Use of this source code is governed by MIT license that can be found in the LICENSE file or at
https://opensource.org/licenses/MIT. '''
The Infosys Data Validation IDVeX (eXtensible) Framework is the next gen automation solution that streamlines and accelerates testing of data integration processes by offering a user-friendly, comprehensive and integrated web-based platform. It helps Data Testing professionals to do Data Quality analysis, field level exhaustive data comparison and automates analytics testing.
This is a Pure Play Automation Framework built on Open Source – Python and this code can be extended or customized based on needs.
- Swagger Documentation URL:
/docs
- Fast API Swagger Documentation. - Requirements.txt: - Libraries required by the app.
- Get Token For Authentication:
get_token/
- File to File Comparison:
file_to_file_comparision/
- File to Database Comparison:
file_to_db_comparision/
. - Database to Database Comparison:
db_to_db_comparision/
- PDF to Text Conversion:
pdf_to_text_conversion/
- Data Profiling:
data_profile/
- Data Quality Checks:
data_quality_checks/
- Data Generator:
/generator/generate_dataset/
- File Conversion to CSV:
convert_to_csv/
- Cleanup Temporary files:
delete_all_tempfiles/
- Clone this repository to your local machine.
- Navigate to the project directory.
- Change the variable values for PROJECT_PATH and ENV_PATH with the project path and the path to the virtual environment(p.s in case the environment doesnot exist it will create a new one at the given path)
- Run the setup script using the provided batch file:
setup.bat
This script will install the necessary dependencies and set up the environment.
- To start the API server Change the variable values for PROJECT_PATH and ENV_PATH with the project path and the path to the virtual environment(p.s in case the environment doesnot exist run the setup file first)
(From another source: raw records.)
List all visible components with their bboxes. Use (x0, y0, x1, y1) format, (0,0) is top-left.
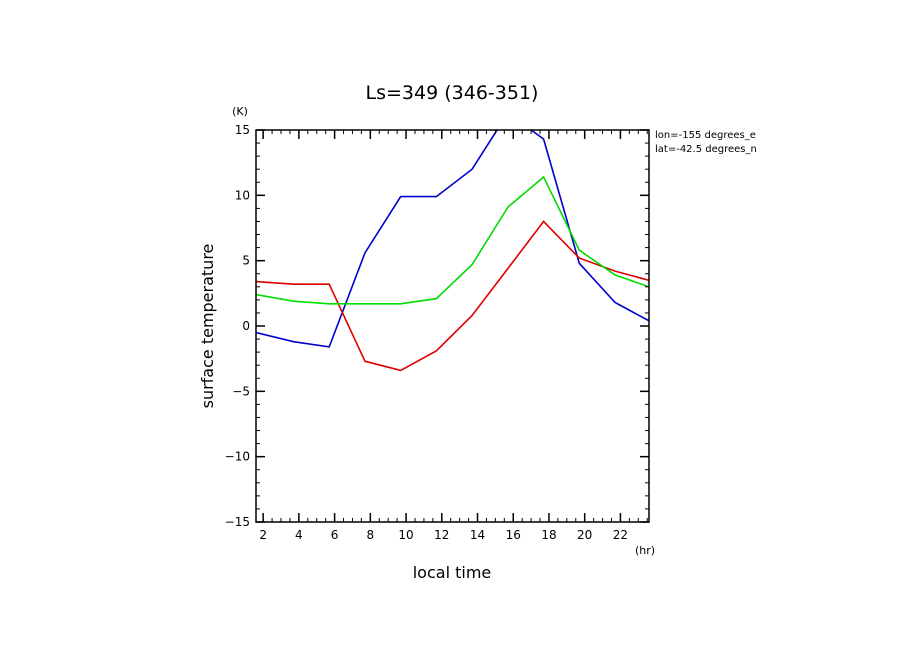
plot-frame (255, 129, 650, 523)
x-tick-label: 6 (331, 528, 339, 542)
series-line-1 (256, 130, 649, 348)
x-axis-label: local time (413, 563, 492, 582)
x-tick-label: 8 (367, 528, 375, 542)
x-tick-label: 20 (577, 528, 592, 542)
chart-title: Ls=349 (346-351) (366, 82, 539, 104)
y-tick-label: 5 (242, 254, 250, 268)
y-tick-label: 15 (235, 123, 250, 137)
series-line-2 (256, 220, 649, 372)
x-tick-label: 16 (506, 528, 521, 542)
x-tick-label: 12 (434, 528, 449, 542)
y-axis-label: surface temperature (198, 244, 217, 409)
x-tick-label: 4 (295, 528, 303, 542)
x-tick-label: 14 (470, 528, 485, 542)
series-layer (256, 130, 649, 372)
y-tick-label: −10 (225, 450, 250, 464)
info-lon: lon=-155 degrees_e (655, 130, 756, 141)
series-line-3 (256, 175, 649, 305)
info-lat: lat=-42.5 degrees_n (655, 144, 757, 155)
y-tick-label: 10 (235, 188, 250, 202)
x-unit-label: (hr) (635, 544, 655, 557)
ticks-layer: −15 −10 −5 0 5 10 15 2 4 6 8 10 12 14 16 18 20 22 (225, 123, 649, 542)
y-tick-label: −15 (225, 515, 250, 529)
x-tick-label: 22 (613, 528, 628, 542)
y-tick-label: −5 (232, 384, 250, 398)
x-tick-label: 10 (398, 528, 413, 542)
x-tick-label: 18 (541, 528, 556, 542)
y-unit-label: (K) (232, 105, 248, 118)
y-tick-label: 0 (242, 319, 250, 333)
x-tick-label: 2 (259, 528, 267, 542)
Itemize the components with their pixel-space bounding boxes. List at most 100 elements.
- Create an env_vars file having all environment variables supplied
3Execute the following command:
startup.bat
The server will run on http://localhost:8889 and ui will run at http://localhost:9998 .
- Open the swagger document and get the api url you want to run
- Using the authentication credentials generate the token using the token api
- Use the authentication header as bearer token and hit the api using the generated token.
To gracefully shut down the server, follow these steps:
- Press Ctrl+C once to initiate the shutdown process.
- Wait for a moment.
- Press Ctrl+C again to confirm and exit.
- This version of code requires python version 3.11 and above. Any change in python versions may lead to resolution of library dependency issues in case the given libraries are not supported in the version of python.
- In order to go for a version of python 3.7 replace the library oracledb with cx_Oracle and resolve its dependencies.
- Supported File types for comparison - 'txt', 'parquet', 'json', 'xml','avro','csv'
- Supported File types for conversion - 'parquet', 'json', 'xml', 'pdf', "avro"
- Supported File types for data generator download - "parquet", "json", "xml", "pdf", "avro","txt","pdf","bin","xls","html","csv"
- Supported Databases - "Mysql","Drill","MongoDB","MsSql","Postgresql","Oracle","Linux","Hive","Hana".
- File Conversion to CSV feature will require java installed on the system. Install Latest version of JDK and set the path in system's environment variables.